How many coronavirus cases are there in Canada, by province, and worldwide? The latest maps and charts

“We all understand that we have these technical skills,” said Shrey Jain, an engineering science student at the University of Toronto. “We can just sit around or we can put them to work to try to do something.”

For Mr. Jain, the urge took hold after his classes were cancelled and he found himself at home, deeply concerned about older family members with compromised immune systems and the increased risk they face from the new coronavirus.

The likelihood that many mild or asymptomatic cases are going unreported in the community means that the risk is now impossible to localize. Last week, Mr. Jain teamed up with classmates to cobble together a crowdsourcing solution that could help to fill the void. The result is flatten.ca, a website launched on Monday that asks people to sign up and report their symptoms (or lack of symptoms) which are then anonymously mapped by postal code.

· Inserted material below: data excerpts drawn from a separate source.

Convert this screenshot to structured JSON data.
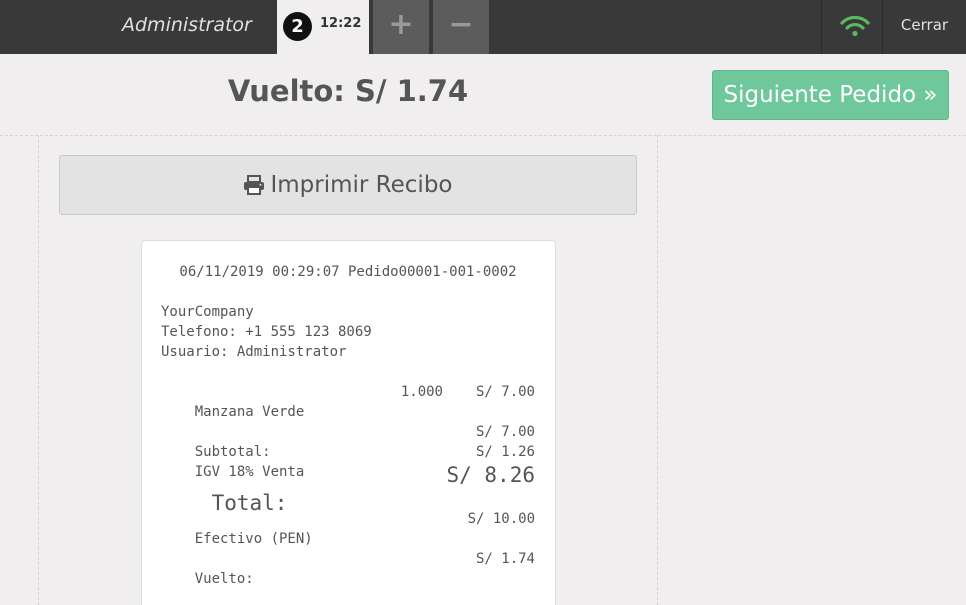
{
  "topbar": {
    "user_name": "Administrator",
    "order_number": "2",
    "order_time": "12:22",
    "add_label": "+",
    "remove_label": "−",
    "close_label": "Cerrar",
    "wifi_icon": "wifi-icon",
    "wifi_color": "#5cb85c"
  },
  "header": {
    "change_text": "Vuelto: S/ 1.74",
    "next_label": "Siguiente Pedido »",
    "next_color": "#6ec89b"
  },
  "print_button": {
    "label": "Imprimir Recibo",
    "icon": "printer-icon"
  },
  "receipt": {
    "header_line": "06/11/2019 00:29:07 Pedido00001-001-0002",
    "company": "YourCompany",
    "phone": "Telefono: +1 555 123 8069",
    "user": "Usuario: Administrator",
    "items": [
      {
        "name": "Manzana Verde",
        "qty": "1.000",
        "price": "S/ 7.00"
      }
    ],
    "subtotal_label": "Subtotal:",
    "subtotal_value": "S/ 7.00",
    "tax_label": "IGV 18% Venta",
    "tax_value": "S/ 1.26",
    "total_label": "Total:",
    "total_value": "S/ 8.26",
    "payment_label": "Efectivo (PEN)",
    "payment_value": "S/ 10.00",
    "change_label": "Vuelto:",
    "change_value": "S/ 1.74"
  }
}
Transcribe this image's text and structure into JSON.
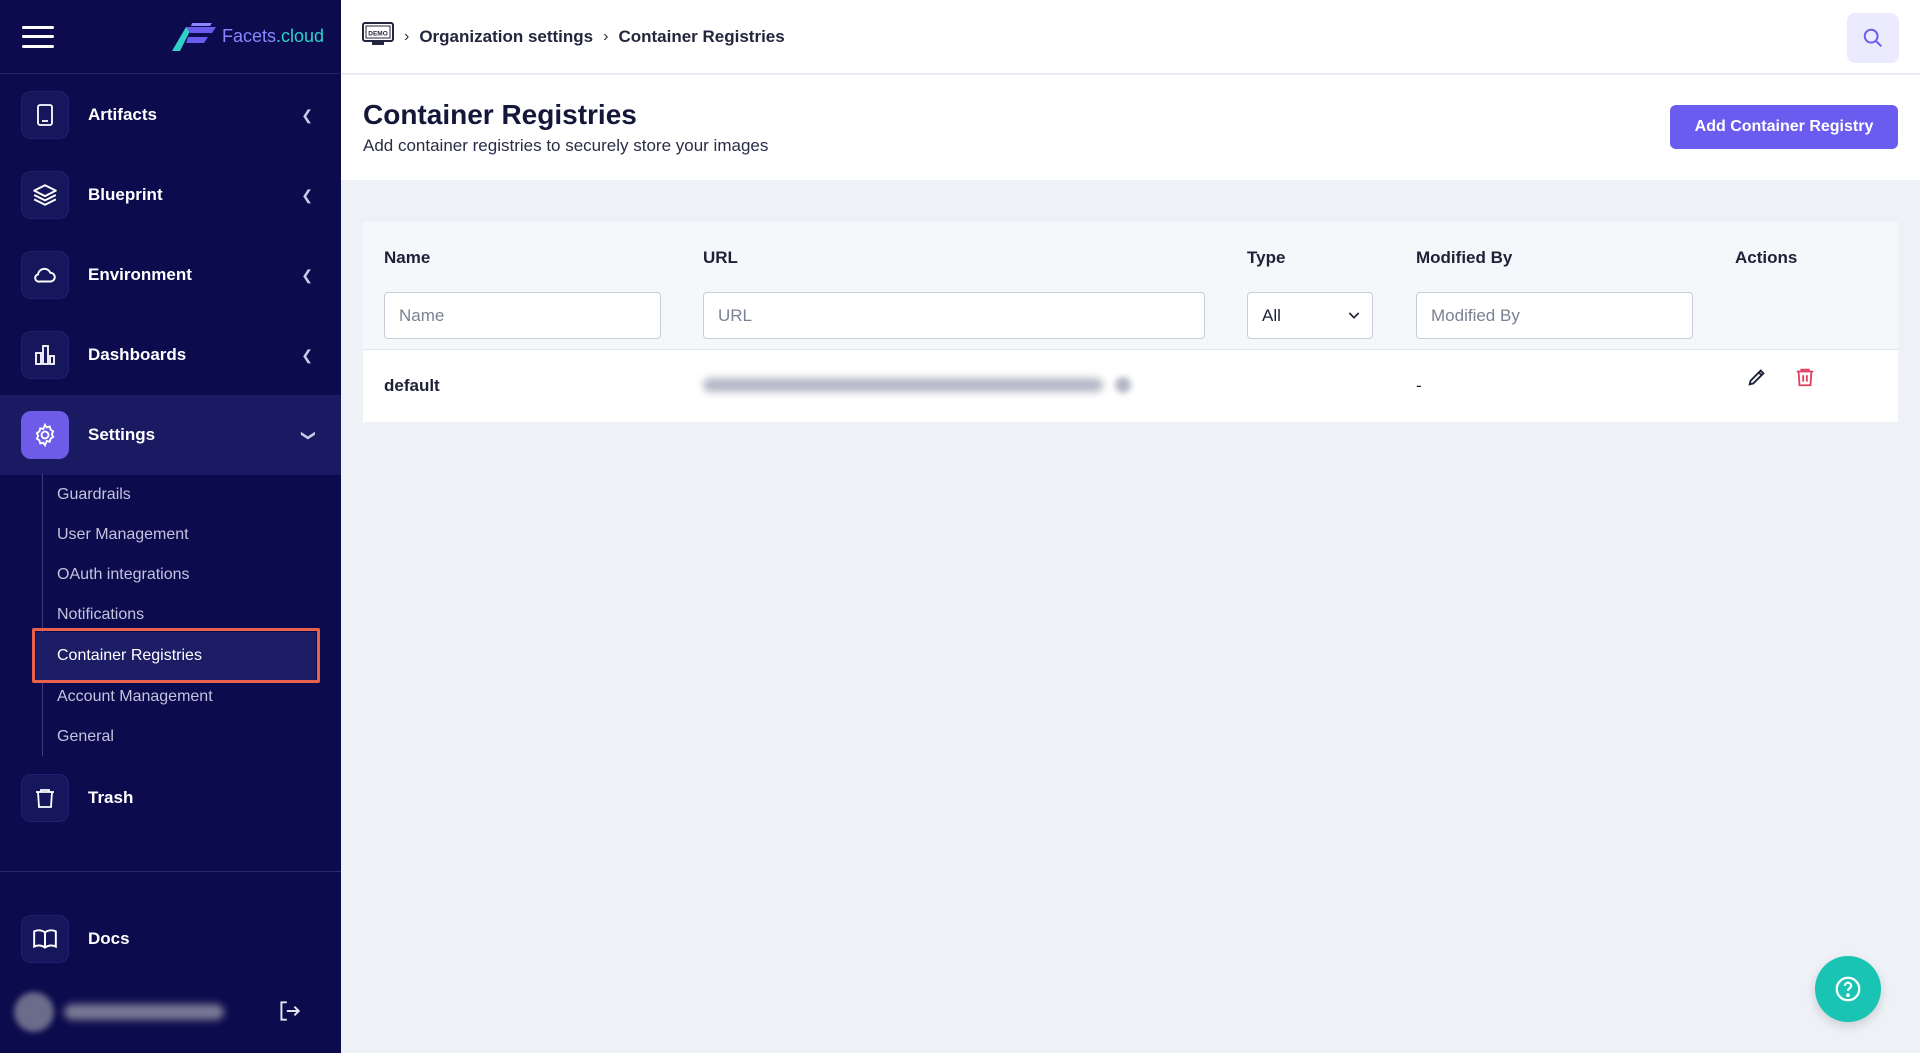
{
  "app": {
    "logo_text_a": "Facets",
    "logo_text_b": ".cloud"
  },
  "sidebar": {
    "items": [
      {
        "label": "Artifacts",
        "icon": "tablet-icon"
      },
      {
        "label": "Blueprint",
        "icon": "layers-icon"
      },
      {
        "label": "Environment",
        "icon": "cloud-icon"
      },
      {
        "label": "Dashboards",
        "icon": "bar-chart-icon"
      },
      {
        "label": "Settings",
        "icon": "gear-icon"
      },
      {
        "label": "Trash",
        "icon": "trash-icon"
      },
      {
        "label": "Docs",
        "icon": "book-icon"
      }
    ],
    "settings_sub": [
      "Guardrails",
      "User Management",
      "OAuth integrations",
      "Notifications",
      "Container Registries",
      "Account Management",
      "General"
    ],
    "active_sub": "Container Registries"
  },
  "header": {
    "badge": "DEMO",
    "breadcrumb": [
      "Organization settings",
      "Container Registries"
    ]
  },
  "page": {
    "title": "Container Registries",
    "subtitle": "Add container registries to securely store your images",
    "add_button": "Add Container Registry"
  },
  "table": {
    "columns": [
      "Name",
      "URL",
      "Type",
      "Modified By",
      "Actions"
    ],
    "filters": {
      "name_placeholder": "Name",
      "url_placeholder": "URL",
      "type_selected": "All",
      "modified_placeholder": "Modified By"
    },
    "rows": [
      {
        "name": "default",
        "type": "",
        "modified_by": "-"
      }
    ]
  },
  "colors": {
    "sidebar_bg": "#0b0b4d",
    "accent": "#6b5cf0",
    "help_button": "#19c4b5",
    "highlight": "#e8614b",
    "delete_icon": "#e0405e"
  }
}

As of Friday, the site has received more than 23,000 responses. The data is displayed on a “heat map” of potential infections across every region of the country. More data are needed but, in principle, the site could identify local outbreaks as they emerge and alert officials where critical care resources like ventilators are likely to be most in demand.

Mr. Jain said he and his team are hoping to reach 600,000 responses from the greater Toronto area – roughly ten per cent of the population – which would provide more information than is currently available to public health authorities. If they succeed, Google has offered to help the group scale up their capacity so that the site can provide similar depth of coverage across Canada.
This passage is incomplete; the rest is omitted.